When interacting with students in a small-group or whole-group setting, try focusing on public success. The idea is to make sure that each time the “spotlight” is shined on a particular student, that student leaves the exchange having experienced success. More specifically, when you call on a student to answer a question, be deliberate in your feedback and actions to ensure that your student experiences success before moving on.

Let’s look at an example.

Imagine you are teaching an Economics lesson. Your students have been learning about the differences among five industries (primary, secondary, tertiary, quaternary, and quinary). To check student understanding you ask, “Based on your notes, which type of industry are hotels and resorts? And why would they be classified that way?” You give students a few seconds to think about it and then call on Rosa. She does not look very confident and shrugs her shoulders, indicating that she isn’t really sure.

What would you do as her teacher?

Would you tell her, “That’s ok,” and then ask, “Can anyone help Rosa out?” Would you give her the answer, saying, “Rosa, hotels are a tertiary industry because they provide a service to immediate customers.” Would you say, “Come on Rosa. I know you remember this from yesterday.”

In each of the above responses, did Rosa experience success? I would argue no. She was unable to respond, passed over (response 1 & 2), and possibly embarrassed (response 3).

So how do you create an experience of public success for Rosa? What can you do when she is hesitant or unsure of the answer? There are many ways to treat this situation so that Rosa is successful at the end of the interaction. Here are a few ways to ensure her public success (and the success of any other student who is selected to answer a question):

Give a clue, tip, or hint, and re-ask the question:

When Rosa shrugs, you can give her some help and then re-ask the question.

“Rosa, look back up here at our chart (while pointing to it). Hotels and resorts provide a service to their customers, so which industry does our chart show does that?”

Direct all students to a resource that can help, while “checking-in” privately with the first student:

When Rosa shrugs, you can prompt her to get her own help, saying: “Everyone go back and find your chart from yesterday in your notes, and reread it. Think about where hotels would fit.” As everyone rereads their notes, you can quickly walk toward Rosa and provide her some one-on-one help so that when you come back to the whole group to re-ask Rosa the question, you and she both know that she will have a correct answer.

Give the student an opportunity to collaborate with peers:

When Rosa shrugs, you can give her (and the rest of the class) an opportunity to quickly collaborate with peers, saying, “Everyone, check in with your table partner. See if together you guys can agree on which industry hotels and resorts would be classified as.” Like in the previous example, this creates time for you to quickly provide support to Rosa in case her partner is also struggling.

In each of the scenarios above, when you come back to Rosa, she has an answer that she can feel good about. When she responds with the class observing, she will experience public success. This interaction will likely increase her motivation to participate in the future because of the positive emotion attached to her experience.

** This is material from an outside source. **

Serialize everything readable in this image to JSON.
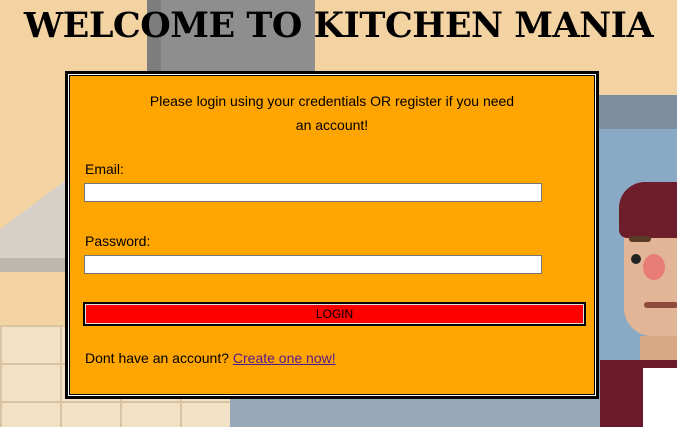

A few other ways to foster public success:

  • Make pronunciation practice and choral response a regular habit in your classroom. English learners are being exposed to huge volumes of new words. Even when they understand the meaning of new vocabulary, our students are often reticent to use it because they aren’t sure how to say it.
  • During collaborative tasks, ask students to share something they learned from their partner or something their partner did really well. Sharing the ideas of others removes some of the pressure students may feel when sharing their own thinking.
  • When monitoring students, share specific things you observe that are positive.  An example might sound like: “As I’m walking, I notice that Davis and Mareka both remembered to label the units on their coordinate grid. Attention to details like that is important.” Comments like this indirectly promote the success of all learners in the class as they each quickly check to see if they labeled their units.

Finish with a smile

Whether you try out the techniques above or come up with your own, focusing on public success will benefit all of your students. You will see both confidence and motivation increase, while the tears and eye-rolls transform into smiles.